5 Tips for Walking on Snow and Ice with Crutches

When you are on crutches, nothing is easy. Walking on the snow and ice is never easy, even when you have two feet! When you are on crutches, it is even more of a challenge. You don’t want to slip and fall and injure yourself any further, that is for sure! Even if you feel like you are athletic and at the top of your physical game, accidents can happen. Here are a few tips to help you walk safely on snow and ice this winter.

Tip #1: Practice Inside

The first thing you will want to do is be as comfortable with your best crutches as possible. Practice good posture and how to keep your balance. You will need to take other precautions when it comes to snow and ice, but if you are comfortable with your crutches, you have already overcome the first hurdle of using them in treacherous weather conditions.

Tip #2: Update Crutches

If you are using the same crutches you used when you injured your knee playing sports in high school, you should probably look into updating them. Do a top to bottom inspection of your crutches. Are the tips smooth and worn? Replace them! You will need as much traction as possible. There are also spiked attachments for the bottom of crutches to help with snow and ice, but beware that they may be worse when you are walking on wet or smooth surfaces.

Tip #3: Wear a Good Shoe

You will want to make sure that whatever show you place on your one good foot is appropriate for snow and ice.
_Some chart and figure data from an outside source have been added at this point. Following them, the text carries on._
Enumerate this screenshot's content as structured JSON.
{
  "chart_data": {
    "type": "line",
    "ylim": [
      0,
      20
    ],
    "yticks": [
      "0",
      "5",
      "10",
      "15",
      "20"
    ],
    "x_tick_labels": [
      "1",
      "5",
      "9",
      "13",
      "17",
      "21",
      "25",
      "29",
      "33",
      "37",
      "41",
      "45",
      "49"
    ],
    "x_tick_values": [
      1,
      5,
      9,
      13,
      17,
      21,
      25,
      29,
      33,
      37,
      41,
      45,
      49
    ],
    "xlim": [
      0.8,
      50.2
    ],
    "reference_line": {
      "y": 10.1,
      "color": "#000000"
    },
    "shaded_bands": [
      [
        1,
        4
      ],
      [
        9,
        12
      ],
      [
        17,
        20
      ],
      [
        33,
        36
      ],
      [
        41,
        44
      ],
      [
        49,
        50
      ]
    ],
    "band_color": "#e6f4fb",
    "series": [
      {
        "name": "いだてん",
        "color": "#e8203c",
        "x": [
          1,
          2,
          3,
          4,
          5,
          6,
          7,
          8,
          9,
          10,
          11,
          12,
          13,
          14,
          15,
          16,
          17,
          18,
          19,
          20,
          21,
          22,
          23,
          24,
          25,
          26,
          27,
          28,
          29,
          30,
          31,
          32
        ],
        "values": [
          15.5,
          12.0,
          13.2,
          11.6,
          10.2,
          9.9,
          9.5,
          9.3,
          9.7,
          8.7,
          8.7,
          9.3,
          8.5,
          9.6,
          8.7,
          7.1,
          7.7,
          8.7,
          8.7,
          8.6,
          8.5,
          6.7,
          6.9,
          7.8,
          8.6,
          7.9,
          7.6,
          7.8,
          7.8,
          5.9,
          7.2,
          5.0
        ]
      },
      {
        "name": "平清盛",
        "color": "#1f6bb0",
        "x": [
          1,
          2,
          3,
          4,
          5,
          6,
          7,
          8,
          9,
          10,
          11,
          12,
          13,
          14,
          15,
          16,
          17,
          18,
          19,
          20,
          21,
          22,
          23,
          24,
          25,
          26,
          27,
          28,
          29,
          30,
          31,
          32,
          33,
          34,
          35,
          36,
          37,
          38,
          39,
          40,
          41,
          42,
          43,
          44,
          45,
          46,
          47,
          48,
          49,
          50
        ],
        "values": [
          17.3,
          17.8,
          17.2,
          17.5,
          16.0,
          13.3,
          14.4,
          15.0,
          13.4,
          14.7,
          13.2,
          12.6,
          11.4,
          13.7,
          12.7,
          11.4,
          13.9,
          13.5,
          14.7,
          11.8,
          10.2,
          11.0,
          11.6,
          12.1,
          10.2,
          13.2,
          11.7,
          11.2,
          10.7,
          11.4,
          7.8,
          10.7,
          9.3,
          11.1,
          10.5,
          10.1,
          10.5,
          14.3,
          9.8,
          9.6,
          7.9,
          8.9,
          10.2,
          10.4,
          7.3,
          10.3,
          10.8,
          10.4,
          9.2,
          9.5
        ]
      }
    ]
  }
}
You will want something with a thick sole that has good traction. The shoe should be something that is easy to put on and take off, but also something that will stay firm beneath you no matter what you encounter.

Tip #4: Ask for Help

When you are heading in to work, the store or anywhere else and conditions are such that you are not comfortable getting yourself in safely, ask for help. It might be hard to admit that you cannot safely get from place to place, but asking for help is much better than injuring yourself again.

Tip #5: Stay Home

When the weather is really bad, be honest with yourself. It is worth the effort to venture outside? You might go a little stir crazy, but you certainly don’t want to jeopardize your recovery from foot surgery unless you absolutely have to.

Walking on snow and ice is hard for those with two feet. When you have just one, it becomes even more dangerous. Use these tips to get yourself on the other side of the winter, snow and ice season.